O caso curioso das palavras variantes

     Você que está estudando crioulo haitiano deve ter-se perguntado alguma vez: Por que há várias palavras para dizer a mesma coisa? Será que há diferença entre verite e laverite? Bem, vamos considerar alguns pontos da história da língua.

     A primeira coisa que precisamos lembrar é que quando falamos de língua, estamos falando de sons. Emitimos sons que têm significados e são processados por aquele que fala conosco e eles reagem ao que falamos. A comunicação é realmente algo bastante intrigante, não é? Com o tempo, a língua, que é imaterial, passa a ter sua representação escrita. Passamos a materializar os sons com a escrita. Outro fenômeno bastante incrível. Cada uma das letras que eu estou colocando aqui representa um som que é interpretado por você que está lendo. Você entende os significados, aprende coisas novas, nós nos comunicamos.

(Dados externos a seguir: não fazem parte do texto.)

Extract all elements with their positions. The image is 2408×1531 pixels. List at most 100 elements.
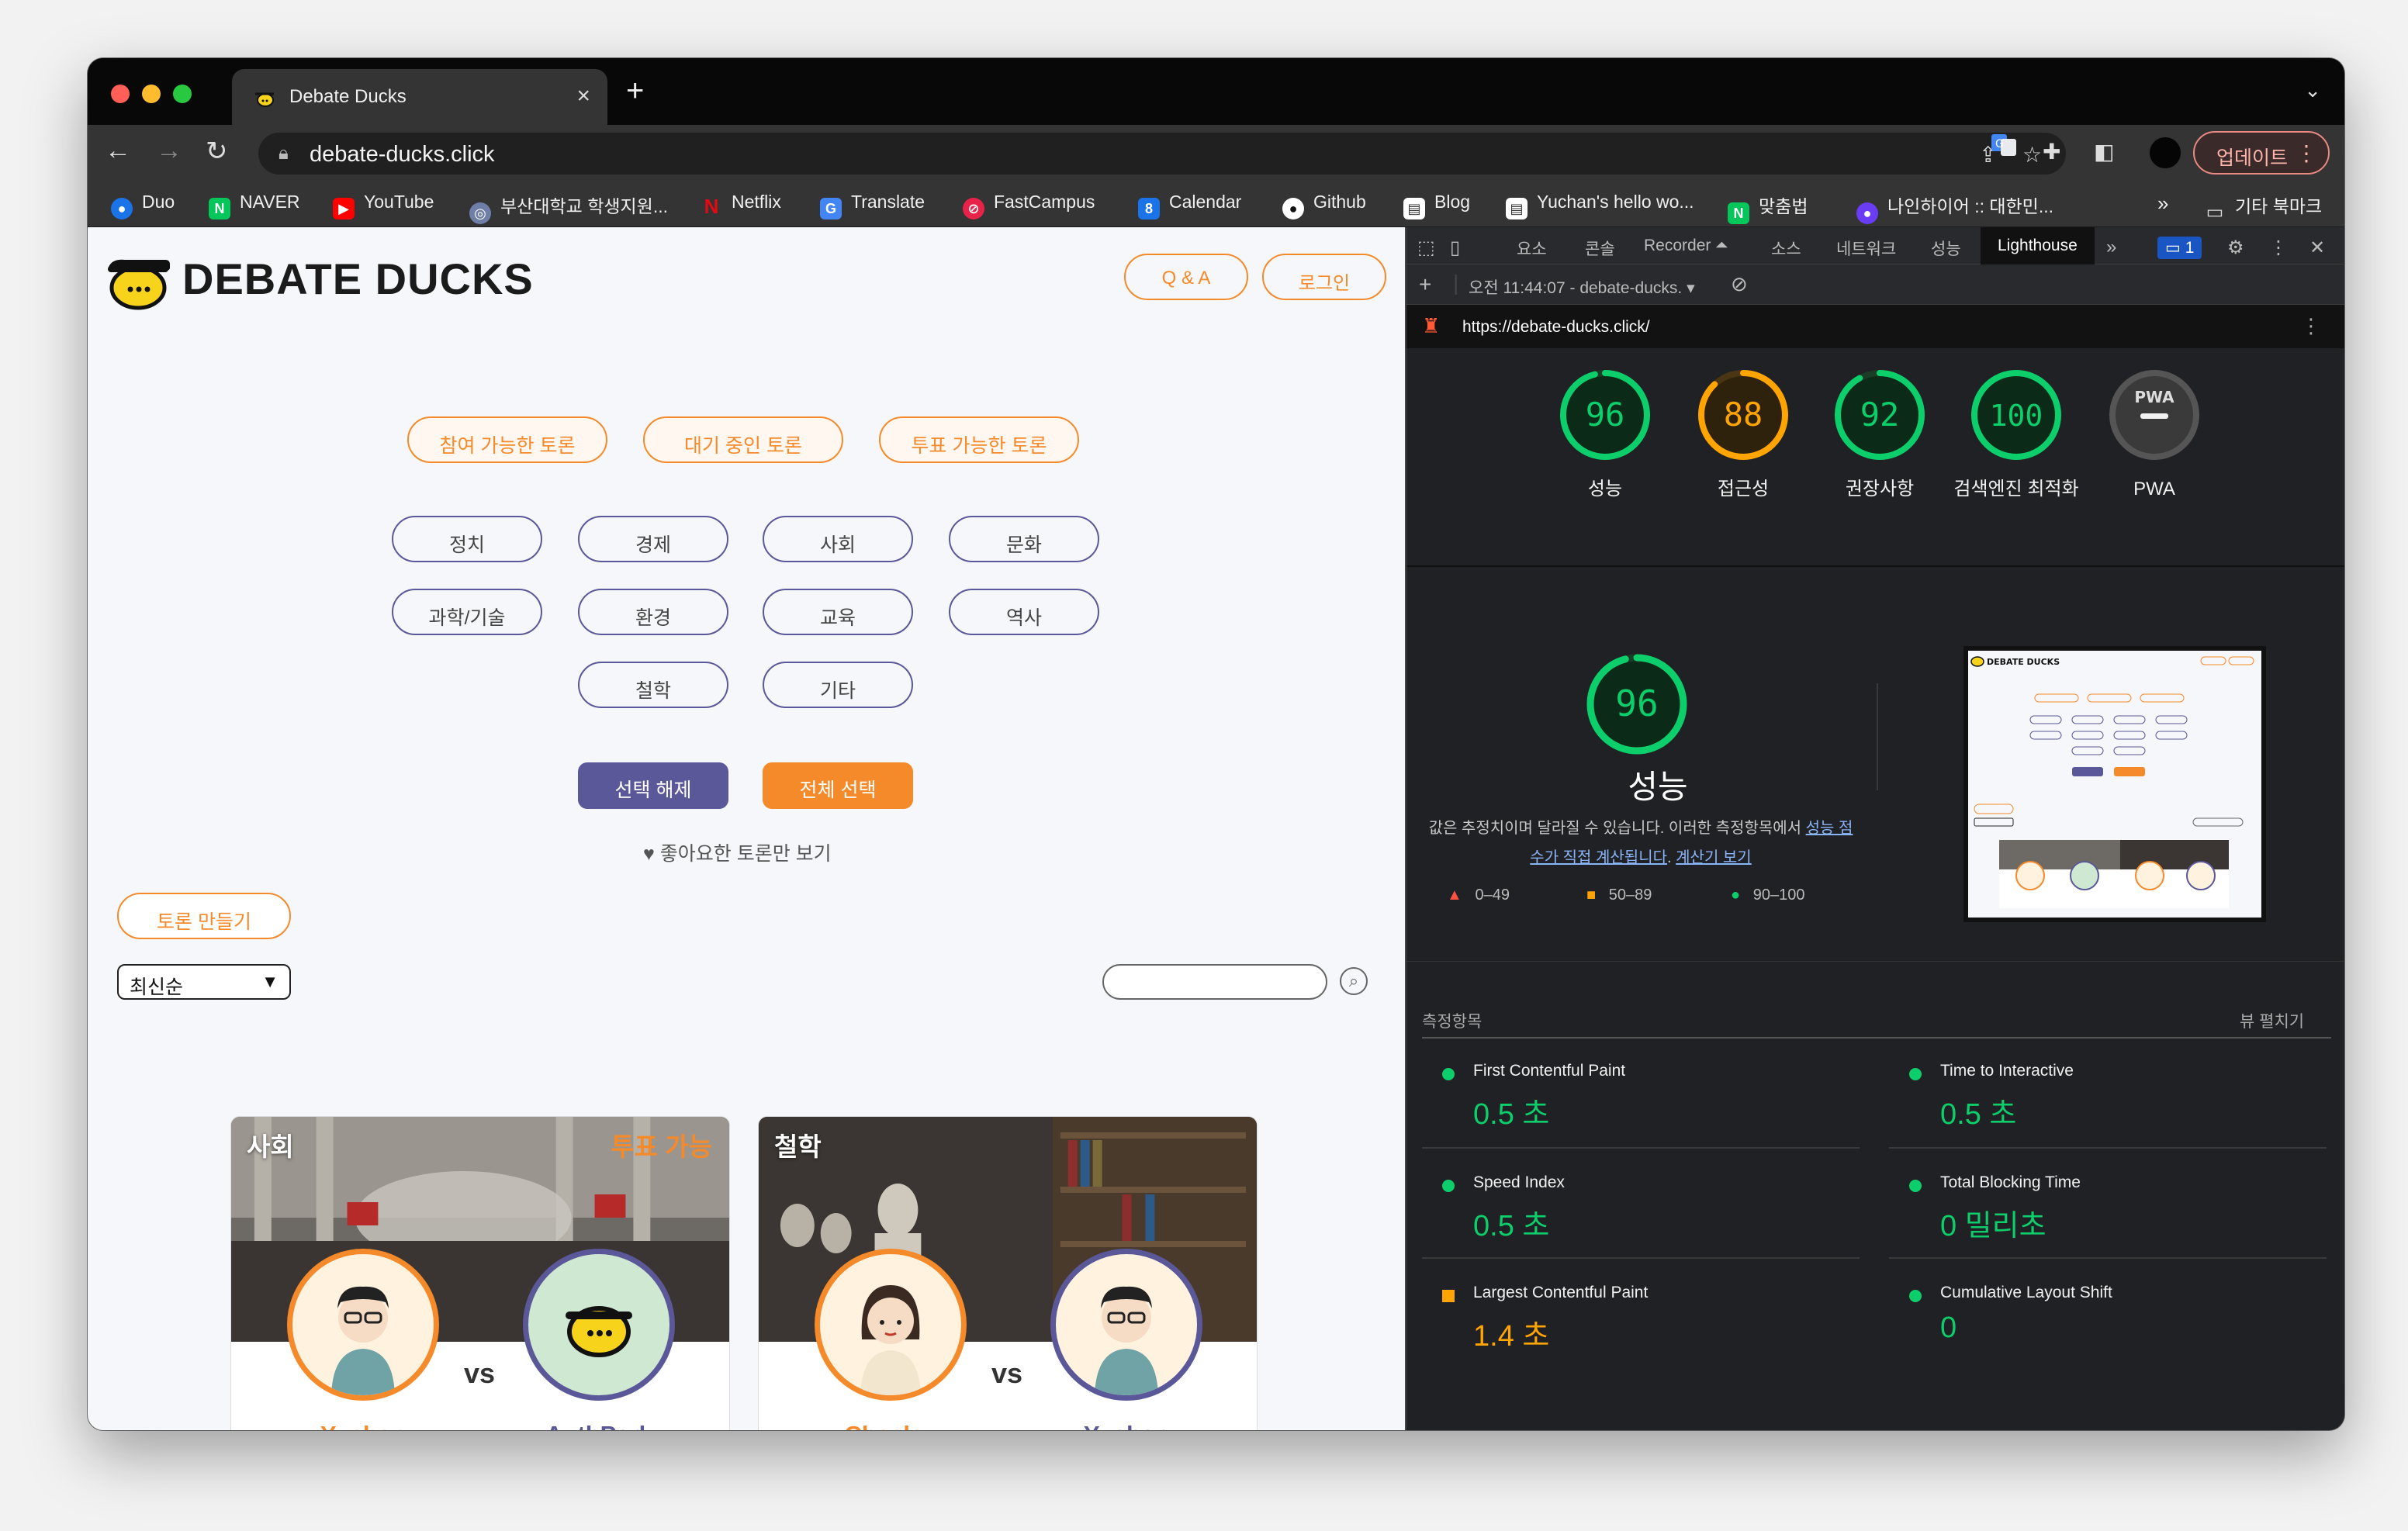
update-button[interactable]: 업데이트 ⋮ [2193,131,2330,175]
bookmark-item[interactable]: ● 나인하이어 :: 대한민... [1856,192,2053,224]
google-translate-icon[interactable]: G [1990,131,2018,164]
deselect-all-button[interactable]: 선택 해제 [578,762,728,809]
new-report-icon[interactable]: + [1419,272,1431,297]
debater-name-pros: Chesley [805,1421,976,1430]
bookmark-label: Blog [1434,192,1471,212]
maximize-window-icon[interactable] [173,85,192,103]
category-culture[interactable]: 문화 [949,516,1099,562]
metric-item: Largest Contentful Paint 1.4 초 [1422,1257,1860,1366]
category-philosophy[interactable]: 철학 [578,662,728,708]
category-politics[interactable]: 정치 [392,516,542,562]
tab-performance[interactable]: 성능 [1931,237,1961,260]
debate-card[interactable]: 철학 vs Chesley Yuchan [758,1116,1258,1430]
other-bookmarks[interactable]: ▭ 기타 북마크 [2204,192,2323,223]
minimize-window-icon[interactable] [142,85,161,103]
report-menu-icon[interactable]: ⋮ [2301,314,2321,338]
search-icon[interactable]: ⌕ [1340,967,1368,995]
site-brand-title[interactable]: DEBATE DUCKS [182,254,534,304]
category-economy[interactable]: 경제 [578,516,728,562]
score-gauge[interactable]: 100 검색엔진 최적화 [1953,367,2079,499]
address-url[interactable]: debate-ducks.click [310,142,495,168]
category-society[interactable]: 사회 [763,516,913,562]
more-tabs-icon[interactable]: » [2106,237,2116,258]
score-gauge[interactable]: 88 접근성 [1695,367,1791,499]
reload-icon[interactable]: ↻ [206,136,228,167]
bookmark-label: Translate [851,192,925,212]
tab-elements[interactable]: 요소 [1517,237,1547,260]
avatar[interactable] [287,1249,439,1401]
forward-arrow-icon[interactable]: → [156,136,182,166]
tab-recorder[interactable]: Recorder ⏶ [1644,237,1728,255]
login-button[interactable]: 로그인 [1262,254,1386,300]
devtools-close-icon[interactable]: ✕ [2309,237,2325,259]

     Quando representamos os sons na escrita, usamos espaços, para clareza na hora de ler o texto. Esse espaço nem sempre existe na fala. Escrevemos “pão de queijo” mas na fala o que acontece é /pãudikeiju/ (mais corretamente transcrito /pɐ̃w̃dikejʒʊ/). Assim, temos três vocábulos formais “pãosubstantivo depreposição queijosubstantivo”, mas na realidade fonética temos um só vocábulo fonético “pãodequeijo”. Então, vamos ao crioulo...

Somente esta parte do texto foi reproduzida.